On March 27 a bill passed (HB 2201) the Kansas Senate that largely deregulated telephone companies in Kansas from being the carrier of last resort. The bill passed the Senate by 36 – 4 and passed in the House by 118 – 1. In the past telephone companies were required to provide telephone service to most customers who wanted service, with some limitations that applied to extremely rural customers. But the new bill provides a host of ways that can excuse a phone company from providing service.

The bill applies to all regulated telephone companies, but also to a lot of other companies that provide telephone service like cable companies and CLECs.

“I think we’re at the point where we can take one of our largest carriers (AT&T) and treat them as if they’re a wireless carrier or cable carrier,” said Sen. Pat Apple, the chairman of the Senate Utilities Committee.

House Bill No. 2201 (click to open .pdf) is the Senate-approved version of the bill. Since the Senate made changes it will have to return to the House for final approval or else go to a House-Senate conference committee if the House doesn’t accept the Senate’s changes.

It’s unclear how the bill might have changed the role of the Kansas Corporation Commission (KCC) who currently regulates telephone companies.

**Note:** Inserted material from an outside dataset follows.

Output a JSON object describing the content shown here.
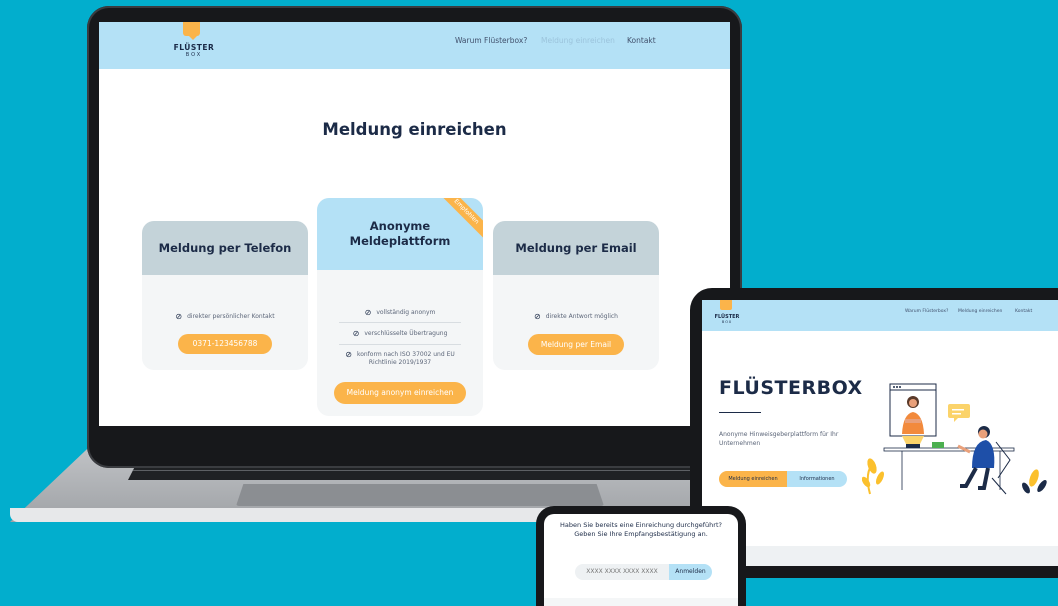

Currently the KCC has the authority to ‘prevent fraud’ but the bill changes that authority to ‘investigate fraud’. It’s not clear if the KCC will have any authority to affect the behavior of a badly performing telecom provider, as is already the case with cellular companies today.

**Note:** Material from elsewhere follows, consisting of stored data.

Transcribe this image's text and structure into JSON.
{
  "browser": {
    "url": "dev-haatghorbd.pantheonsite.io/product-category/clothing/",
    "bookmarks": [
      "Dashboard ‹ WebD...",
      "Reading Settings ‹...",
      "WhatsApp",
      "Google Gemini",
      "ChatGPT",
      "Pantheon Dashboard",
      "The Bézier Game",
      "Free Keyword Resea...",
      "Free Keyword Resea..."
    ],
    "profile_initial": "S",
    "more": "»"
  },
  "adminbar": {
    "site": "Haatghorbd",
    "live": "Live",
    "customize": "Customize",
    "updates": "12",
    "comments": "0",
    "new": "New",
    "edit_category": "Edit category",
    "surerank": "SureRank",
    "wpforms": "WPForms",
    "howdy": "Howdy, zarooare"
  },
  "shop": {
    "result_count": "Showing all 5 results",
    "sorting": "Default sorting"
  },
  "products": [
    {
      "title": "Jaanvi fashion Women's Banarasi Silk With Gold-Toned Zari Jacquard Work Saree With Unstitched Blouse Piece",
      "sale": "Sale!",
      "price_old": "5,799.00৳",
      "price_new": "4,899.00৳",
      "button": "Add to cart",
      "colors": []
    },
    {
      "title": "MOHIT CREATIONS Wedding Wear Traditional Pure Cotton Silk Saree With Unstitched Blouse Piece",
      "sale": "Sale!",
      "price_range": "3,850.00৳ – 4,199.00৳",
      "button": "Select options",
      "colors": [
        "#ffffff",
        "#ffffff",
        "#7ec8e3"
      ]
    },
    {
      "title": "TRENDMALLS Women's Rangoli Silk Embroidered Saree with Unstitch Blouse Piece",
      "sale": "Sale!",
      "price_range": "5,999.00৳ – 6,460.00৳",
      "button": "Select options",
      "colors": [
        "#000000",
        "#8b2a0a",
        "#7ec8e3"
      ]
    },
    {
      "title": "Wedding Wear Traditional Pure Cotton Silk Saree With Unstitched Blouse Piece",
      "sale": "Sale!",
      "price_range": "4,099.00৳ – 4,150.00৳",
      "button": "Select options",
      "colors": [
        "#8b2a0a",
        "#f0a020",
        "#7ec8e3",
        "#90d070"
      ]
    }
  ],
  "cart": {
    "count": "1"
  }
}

The bill also shrinks the Kansas Universal Fund, which is a pool of money collected from telephone customers in the state and that is used to support rural telephony.

The bill was originally authored by AT&T but was presented to the legislation with a united front by most of the carriers in the state. AT&T has lobbied for similar legislation in many other states. While Kansas is now the first state to effectively remove carrier-of-last-resort obligations, one would expect this to happen in other states. Telephone subscribers have been steadily dropping everywhere as consumers have shifted to cell phones and to VoIP carriers for their telephone usage.